WBAB Homegrown Album is the first compilation album recorded for WBAB-FM in Babylon, New York. The album was manufactured in 1981 at PRI Record Pressing in Wyandanch, New York. It was designed to commemorate some of the station's best local acts and performances culled from the station's "Homegrown Hour" program, a show dedicated to promoting bands based on, or somehow tied to Long Island, New York.

The album contains songs by The Good Rats, Twisted Sister, and Zebra, among others, and was partially attributed to the success of these bands. The recording of Zebra's first hit "Who's Behind the Door?," is an earlier version not found on their own 1983 debut album. It also contains songs written by some of the station's disc jockeys, as well as an extended version of the station's jingle. One of the more interesting tracks was Random Speed's "Radio Active Baby Food", a novelty song partially inspired by the 1979 Three Mile Island accident, and the Long Island Lighting Company's controversially proposed Shoreham Nuclear Power Plant. The band included members Chris Seefried and Gary DeRosa who later recorded under the moniker Gods Child, for Warner Brothers and Joe 90 for Geffen records respectively.
Swift Kick featured future Saraya members Tony Bruno (also with Danger Danger and Rihanna) and Chuck Bonfante and was NOT the band with the same name and active around the same time which had future Dio member Tracy G on guitar.

One year later, in 1982, the station released a second album called "Son of Homegrown," which was pressed on red vinyl and like the first album it contained a unique recording of a Twisted Sister song, this time "Can't Stop Rock and Roll" which went on to become the title track of the band's 1983 album "You Can't Stop Rock'n'Roll". A third album from 1984 was known as "WBAB Homegrown '84:" a.k.a. "Homegrown: The Next Generation," some copies including a WBAB Homegrown picture disc. Neither this album, nor the next two were ever re-released on CD.
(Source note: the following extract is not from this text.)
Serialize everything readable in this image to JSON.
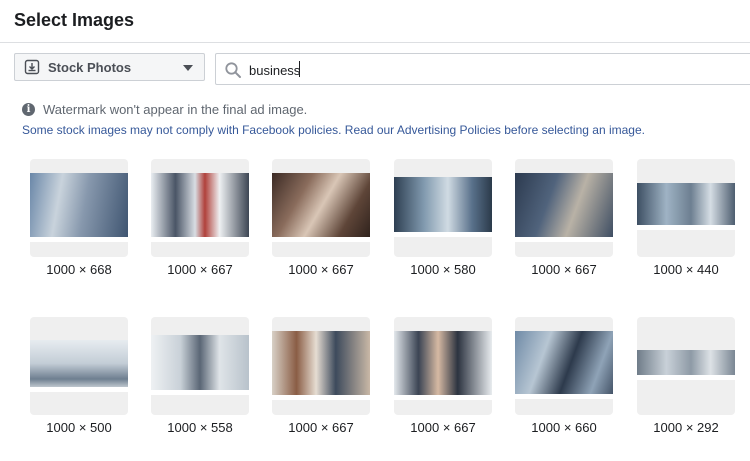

A scan of the back cover of the “WBAB Homegrown Album” from 1981.

==Tracks==
Side One
1. Glad to Have You Back (Beethoven) - Good Rats
2. Dream Away - Thrills
3. Action/Fraction - The Lines
4. Bad Boys of Rock 'n Roll - Twisted Sister
5. Suicide - Swift Kick
6. Barbed Wire - Fanatics

Side Two
1. Who's Behind the Door? - Zebra
2. Undercover Lover - Broken Arrow
3. Landslide - Llama
4. Love on a Shelf - Stanton Anderson Band
5. Radio Active Baby Food - Random Speed
6. The WBAB Bong Island Blues - Marc Coppola & Al Vertucci
7. Show the World You Love Rock 'n Roll - Joe Costanzo

==Failed tracks==
Besides Long Island–based musicians, the album also boasted a failed attempt to gain an unorthodox series of tracks. Apparently, they consisted of a cover of Ozzy Osbourne's "Mr. Crowley" by The Osmonds, "Love Is All Around" (The Theme from The Mary Tyler Moore Show), by Judas Priest, a cover of The Doors song "Roadhouse Blues" by Johann Sebastian Bach, "Jeremy Bendover" by Emerson, Lake & Curley, "Can't You See the Freebird, Jessica?" by The Marshall Skynyrd Band (evidently a duet between members of the Marshall Tucker Band and Lynyrd Skynyrd), and an untitled Medley that was supposedly recorded live at Hammerheads in 1980 by The Beatles.